YEREVAN — Turkey has banned a cargo plane from flying from Europe to Armenia through Turkish airspace.
Hetq.am reported that a Boeing 777F of Ethiopian Airlines hired by an Armenian cargo company had to turn away from Turkish airspace at the last minute and return to the Belgian city of Liege on Tuesday. The publication cited a company executive as saying that the plane carried various consumer goods purchased by online shoppers in Armenia as well as neighboring Georgia. Another Ethiopian Airlines jet transported them to Yerevan’s Zvartnots airport on Wednesday after choosing a longer transit route through Russia, Kazakhstan and Azerbaijan.

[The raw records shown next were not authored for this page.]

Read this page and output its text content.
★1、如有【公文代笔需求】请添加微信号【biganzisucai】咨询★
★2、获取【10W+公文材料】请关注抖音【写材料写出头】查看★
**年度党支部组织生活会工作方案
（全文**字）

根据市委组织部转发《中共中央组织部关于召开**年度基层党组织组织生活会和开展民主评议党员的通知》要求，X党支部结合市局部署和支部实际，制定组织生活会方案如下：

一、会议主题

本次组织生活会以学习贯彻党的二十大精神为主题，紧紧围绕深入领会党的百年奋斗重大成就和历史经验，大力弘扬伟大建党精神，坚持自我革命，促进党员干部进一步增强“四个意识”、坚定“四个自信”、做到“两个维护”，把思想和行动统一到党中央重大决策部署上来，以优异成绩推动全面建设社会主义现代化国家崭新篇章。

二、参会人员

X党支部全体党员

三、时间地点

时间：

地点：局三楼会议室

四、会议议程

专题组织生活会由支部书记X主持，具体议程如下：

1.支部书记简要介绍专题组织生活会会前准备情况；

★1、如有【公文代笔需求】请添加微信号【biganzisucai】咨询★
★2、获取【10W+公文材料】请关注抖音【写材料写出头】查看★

The Armenian government’s Civil Aviation Committee confirmed on Friday that the Ethiopian-based carrier had prior permission to fly over Turkey. The committee could not say why Turkish aviation authorities revoked it without any explanation.
“It’s not pleasant to hear such news,” Hakob Arshakyan, a deputy speaker of the Armenian parliament, told reporters.

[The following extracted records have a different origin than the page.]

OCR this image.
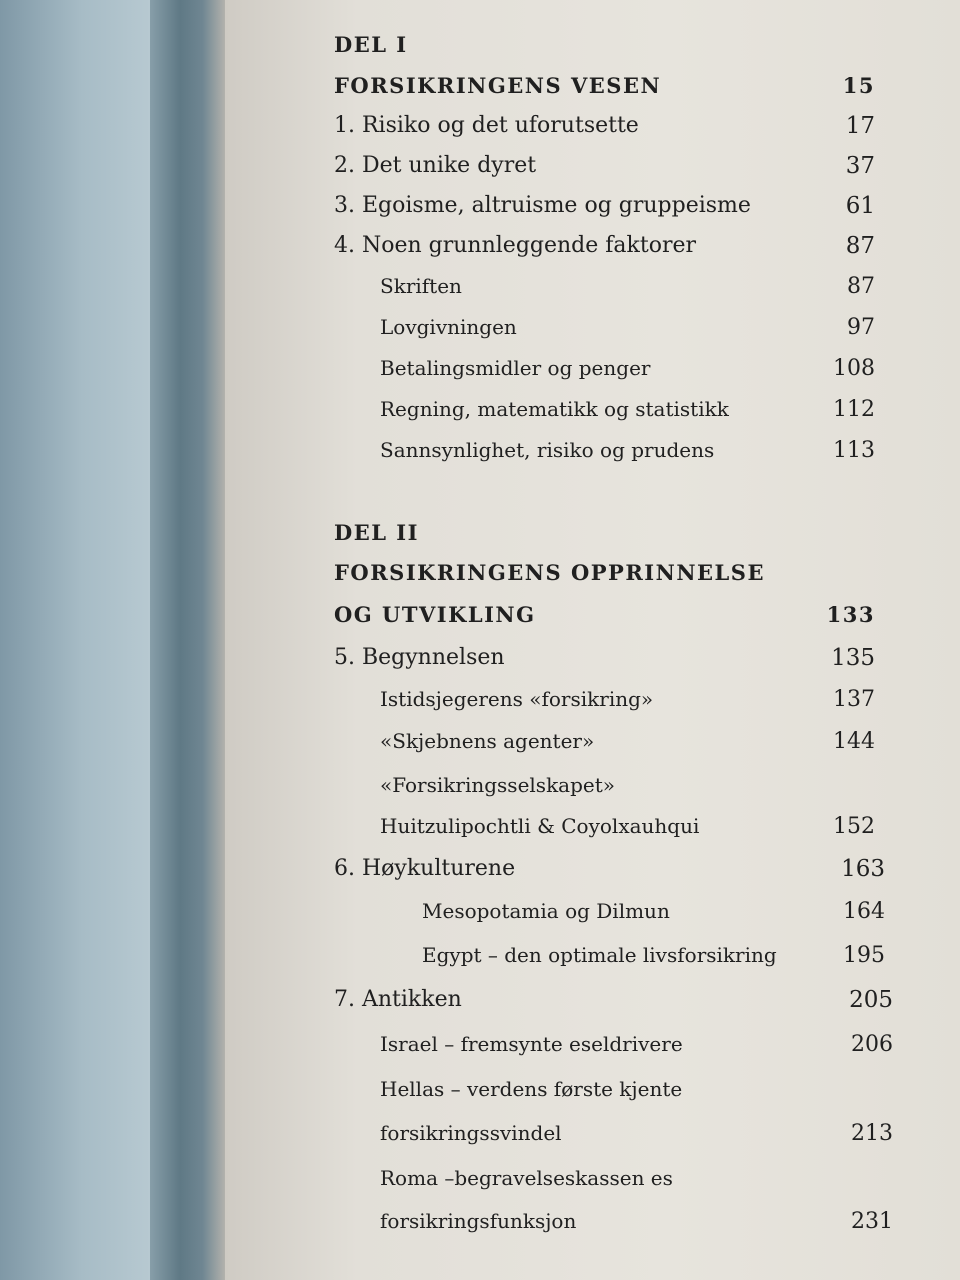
DEL I
FORSIKRINGENS VESEN	15
1. Risiko og det uforutsette	17
2. Det unike dyret	37
3. Egoisme, altruisme og gruppeisme	61
4. Noen grunnleggende faktorer	87
Skriften	87
Lovgivningen	97
Betalingsmidler og penger	108
Regning, matematikk og statistikk	112
Sannsynlighet, risiko og prudens	113
DEL II
FORSIKRINGENS OPPRINNELSE
OG UTVIKLING	133
5. Begynnelsen	135
Istidsjegerens «forsikring»	137
«Skjebnens agenter»	144
«Forsikringsselskapet»
Huitzulipochtli & Coyolxauhqui	152
6. Høykulturene	163
Mesopotamia og Dilmun	164
Egypt – den optimale livsforsikring	195
7. Antikken	205
Israel – fremsynte eseldrivere	206
Hellas – verdens første kjente
forsikringssvindel	213
Roma –begravelseskassen es
forsikringsfunksjon	231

“I don’t know whether it was a political decision or there was a technical problem,” said Arshakyan. He said he hopes that Ankara will remove such hurdles in line with interim normalization agreements with Yerevan reached two years ago.
One of those agreements called for direct air freight traffic between Armenia and Turkey. It essentially remains on paper only, even though the Turkish government formally allowed cargo shipments by air to and from Armenia in January 2023. Ankara maintains a complete ban on imports of Armenian goods.
Turkey had banned all Armenian aircraft from its airspace in September 2020 three weeks before the outbreak of the Armenian-Azerbaijani war over Nagorno-Karabakh during which Ankara provided decisive military assistance to Azerbaijan.
The ban on Armenian overflights remained in force until the start of normalization talks between the two neighboring states and the resumption of Yerevan-Istanbul flights in early 2022. Even after that, Ankara has periodically banned Armenian carriers from flying over Turkey en route to Europe or the Middle East.
The other Turkish-Armenian agreement reached in July 2022 committed the two sides to opening their land border for holders of Armenian or Turkish diplomatic passport and citizens of third countries. A senior Armenian official complained last month that Ankara has still not taken any steps to implement it.
Turkey’s President Recep Tayyip Erdogan and other leaders have repeatedly made clear that further progress in the normalization process is contingent on the signing of an Armenian-Azerbaijani peace accord sought by Azerbaijan. They have also demanded that Armenia open an extraterritorial corridor to Azerbaijan’s Nakhichevan exclave.